Sleeping on Your Side
Sleeping on your back increases your risk of snoring regardless of how much alcohol you’ve had. When you sleep on your back, gravity pulls on the tissues in your throat and can make them collapse. Instead, you should try sleeping on your side.
This is a habit that can take a while to develop if you’re used to sleeping on your back. Sleeping on your side is good for your back and neck, so you should try it out even on nights that you don’t drink. To stop yourself from rolling onto your back while you sleep, you can place a body pillow behind you.
You could also try the tennis ball method, which involves sewing a tennis ball into the back of your pajama shirt. Whenever you roll onto your back, the tennis ball will feel so uncomfortable that you’ll have to roll back onto your side.
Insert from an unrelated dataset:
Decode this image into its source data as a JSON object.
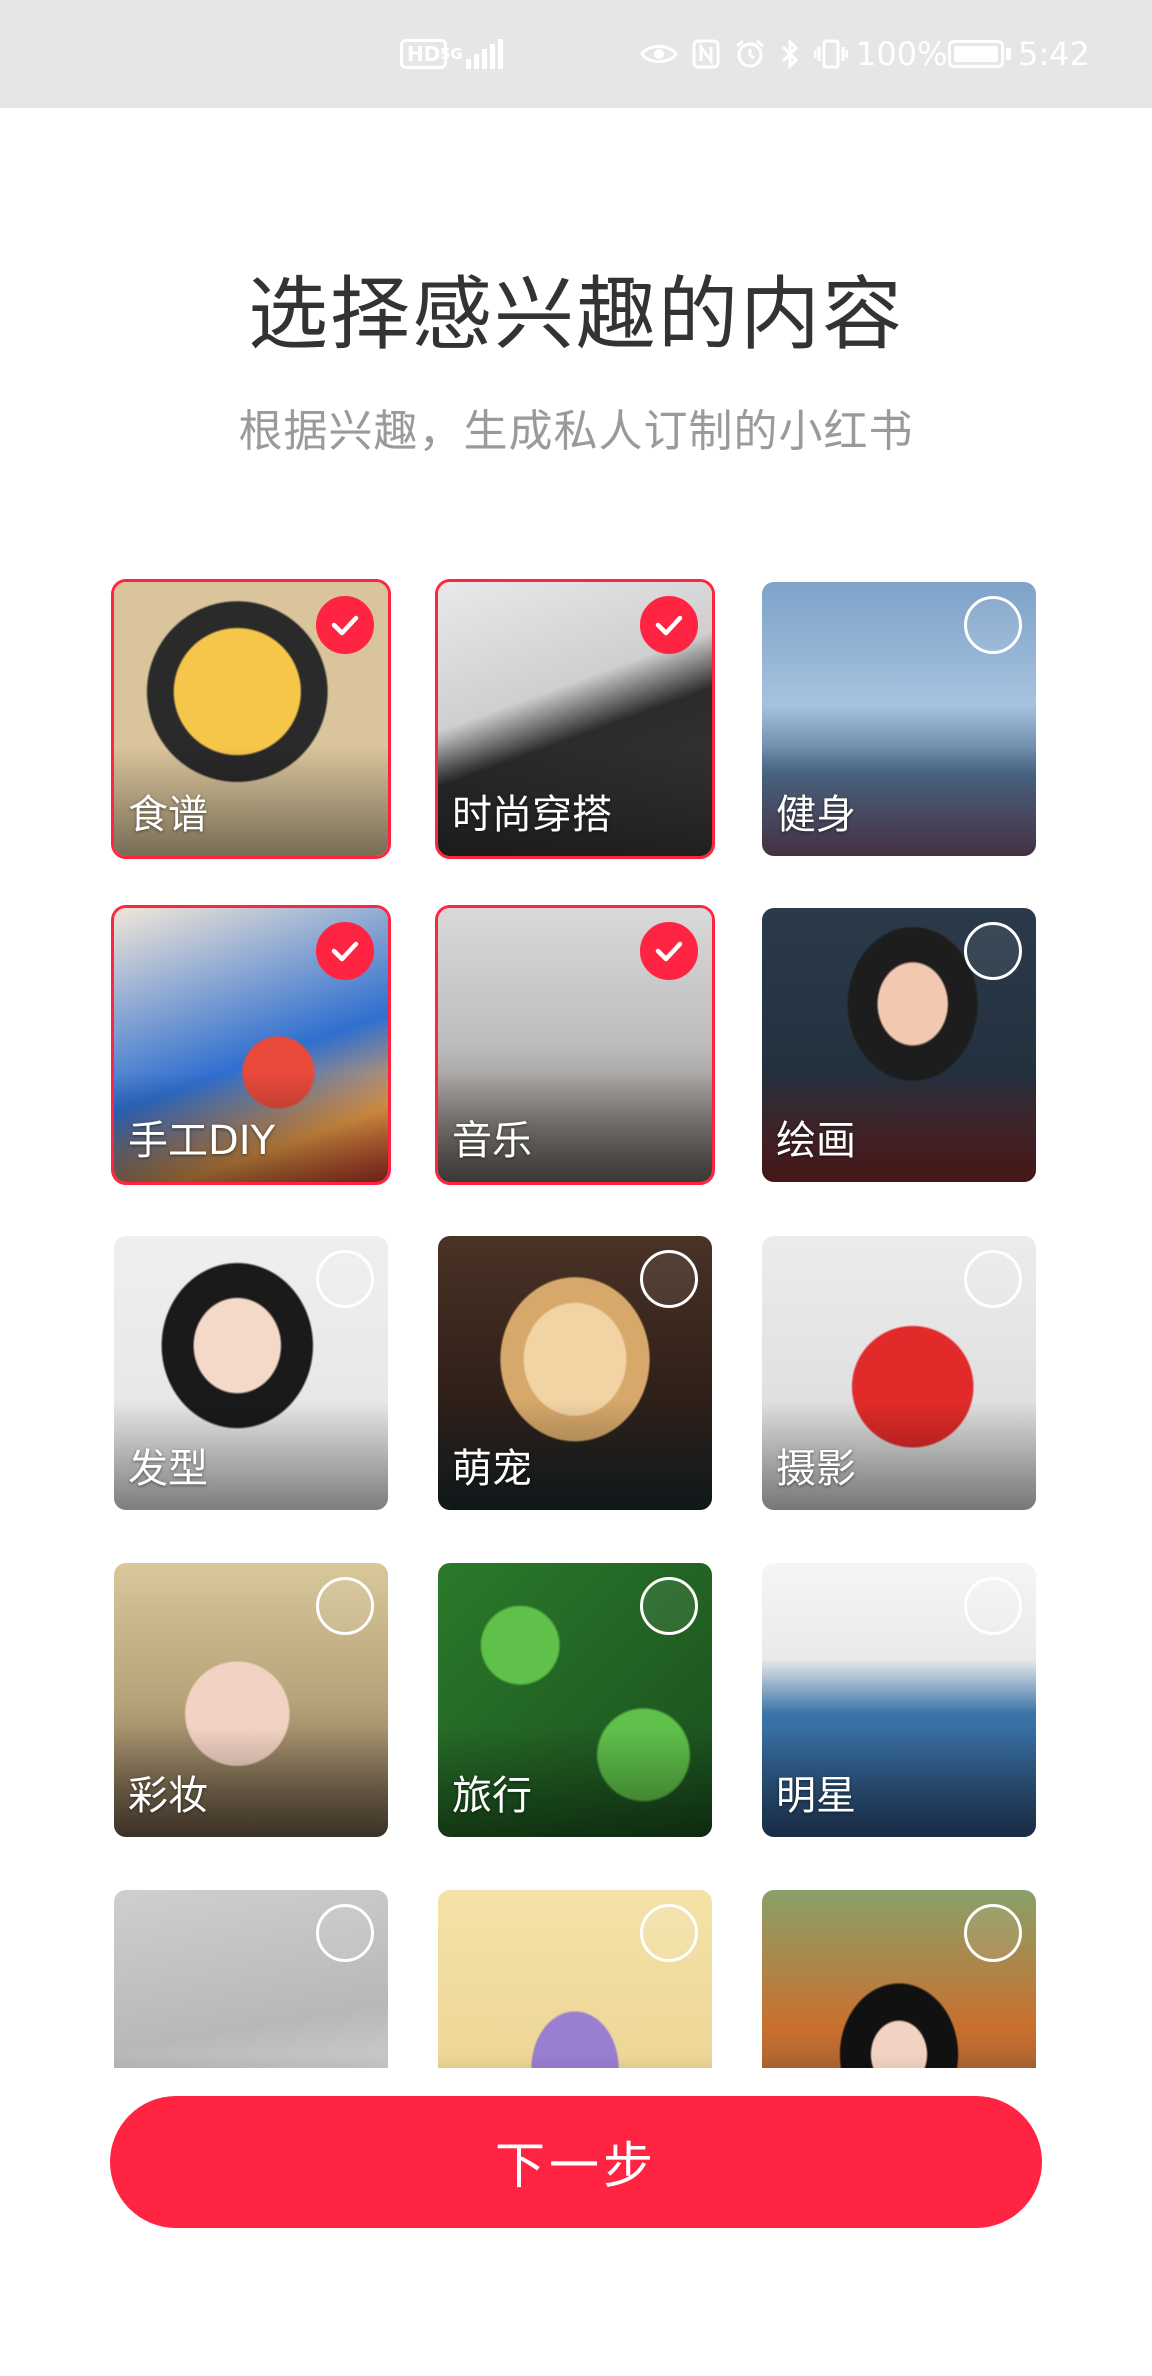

For a quick fix after a night of drinking, you can use a snoring mouthpiece. These devices positions your mouth, tongue, and jaw in a way that keeps the airway open, so you can breathe normally throughout the night. One popular option is a mandibular advancement device, or MAD, which pulls your lower jaw forward to create more space in the airway. Another effective mouthpiece is a tongue stabilizing device, or TSD, which holds your tongue forward and prevents it from collapsing over your throat.
Many people have been very successful with snoring mouthpieces. They’re easy to use, and you can bring them with you when you travel. Keep in mind, though, that they’re a short-term solution. They only work for as long as you use them, so lifestyle changes are generally better. However, if you’ve already consumed alcohol and know that you’ll have a snoring problem, mouthpieces are a good way to sleep better and prevent waking your partner up with your snores.
Snoring after drinking alcohol is common but it can have serious consequences if it happens to you regularly. It could even develop into sleep apnea, which can cause high blood pressure, heart disease, depression, and a number of other health conditions. Snoring once in a while is normal, but regular snorers should always look for ways to minimize the problem.